Filme do dia: Jardins de Pedra (1987), Francis Ford Coppola
Jardins de Pedra (Gardens of Stone,
EUA, 1987). Direção Francis Ford Coppola. Rot. Adaptado Rob Bass, a partir de
um romance de Nicholas Profitt. Fotografia Jordan Cronenweth. Música Carmine
Coppola. Montagem Barry Malkin. Dir. de arte Dean Tavoularis & Alex
Tavoularis. Cenografia Gary Fettis. Figurinos Willa Kim & Judianna
Makovsky. Maquiagem e Cabelos Bernadette Mazur, Monty Westmore, Brad Wilder,
Anthony Cortino & Philip Leto. Com James Caan, Anjelica Huston, James Earl
Jones, D.B. Sweeney, Dean Stockwell, Mary Stuart Masterson, Dick Anthony
Williams, Lonette McKee, Sam Bottoms, Elias Koteas, Laurence Fishburn.
Veterano
nas Guerras do Vietnã e Coreia, o Sargento Clell Hazard (Caan) se torna
instrutor de soldados que farão parte dos protocolos fúnebres no Cemitério de
Arlington para os mortos em combate.
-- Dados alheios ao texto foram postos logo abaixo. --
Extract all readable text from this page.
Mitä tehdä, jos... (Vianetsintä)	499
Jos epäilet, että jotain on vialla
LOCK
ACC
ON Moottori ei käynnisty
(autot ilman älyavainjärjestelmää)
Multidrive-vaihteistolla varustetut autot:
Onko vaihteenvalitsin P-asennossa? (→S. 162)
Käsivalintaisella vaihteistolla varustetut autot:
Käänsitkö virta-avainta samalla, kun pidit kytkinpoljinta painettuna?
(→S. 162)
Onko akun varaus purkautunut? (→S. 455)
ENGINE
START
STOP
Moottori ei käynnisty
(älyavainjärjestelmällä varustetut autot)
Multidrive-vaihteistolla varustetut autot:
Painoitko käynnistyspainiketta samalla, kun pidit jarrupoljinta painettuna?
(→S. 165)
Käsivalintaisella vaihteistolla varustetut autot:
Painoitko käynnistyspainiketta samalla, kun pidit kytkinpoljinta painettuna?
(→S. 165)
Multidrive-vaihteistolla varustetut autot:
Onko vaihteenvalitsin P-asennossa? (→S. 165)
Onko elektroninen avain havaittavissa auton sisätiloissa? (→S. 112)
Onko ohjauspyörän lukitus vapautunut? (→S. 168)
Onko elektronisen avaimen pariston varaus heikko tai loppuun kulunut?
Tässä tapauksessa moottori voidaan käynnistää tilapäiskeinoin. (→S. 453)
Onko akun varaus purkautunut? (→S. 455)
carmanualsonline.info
Ele se envolve emocionalmente com a
repórter do Washington Post Samanta, “Sam” Davis (Huston), e se afeiçoa
particularmente de um jovem cadete com a obsessão de ir para o campo de
batalha, Jack Willow (Sweeney), filho de um ex-combatente próximo, aposentado,
e que morre do coração quando Willow está servindo no batalhão. Este não escuta
os alertas de Hazard para partir para o fronte e faz toda a movimentação para
tal, no ínterim casando-se com a filha de um coronel contrário ao casamento,
Rachel (Masterson), que havia evitado a custo voltar a se relacionar com ele
por ser militar como o pai, mas que o reencontra ao acaso enquanto visitava o
túmulo de John Kennedy. Graduado como tenente, Willow consegue partir para o
Vietnã, onde morrerá em combate, provocando uma crise em Hazard, que se
voluntaria a comandar um batalhão de infantaria em seu terceiro cenário de
guerra, não antes sem pedir Sam em casamento.
O que
emerge de tão irritantemente comezinho em sua abordagem “diferenciada” quando
temas como o Vietnã poderiam se espalhar para motivos cada vez mais colaterais,
também pode gerar boas cenas, se você se deixar levar pela inocuidade de tudo
como um apelo quase insustentável a um segundo olhar. É o caso da cena em que
Clell e Samantha se dirigem a casa no carro do primeiro. Huston e Caan tornam
tudo envolvente na cena, a partir de absolutamente nada de especial, que se
poderia quase achar, no caso dela, que se trataria de uma versão americana de
Glenda Jackson. E quando se deparam na soleira da porta, e os brincos dela
estalam de forma mais eloquente que o alarido produzido pelos sapatos dos
soldados de honra a acompanhar os defuntos da guerra, é uma evidente convite a
que Clell avance o sinal para uma primeira noite de sexo. Que ela tenha de
alertá-lo que se não avançar, seu batalhão ficará mal afamado, temos uma
consideração que em alguns anos
provavelmente desapareceria pelo excesso politicamente correto. Ao menos de
filmes com este perfil. Dito isso, há tudo que compõe um outro jardim, espécie
de jardim do éden para muitos, do que representa a sociedade americana branca,
de forma precocemente envelhecida nesta produção, que pretende ter como base de
fala alguém que não pise nos calos nem de um pensamento militarista liberal,
que odeia a guerra mas ainda mais os pacifistas e seus protestos, nem dos
puramente militaristas, representados pela face de bebê do Jackie Willow de
Sweeney. E toda uma artilharia de irmandade e parentesco masculino a se
contrapor a habitual rigidez – também apresentada – nos momentos menos
vigilantes do quartel, como o que Willow surrupiando 50 dólares da figura paterna, a substituir o pai recentemente falecido, para um
encontro com a sua amada. E, não satisfeito, ainda receberá a chave do carro e um local para
encontro com ela, após Clell indagar se não queria também seu pinto emprestado.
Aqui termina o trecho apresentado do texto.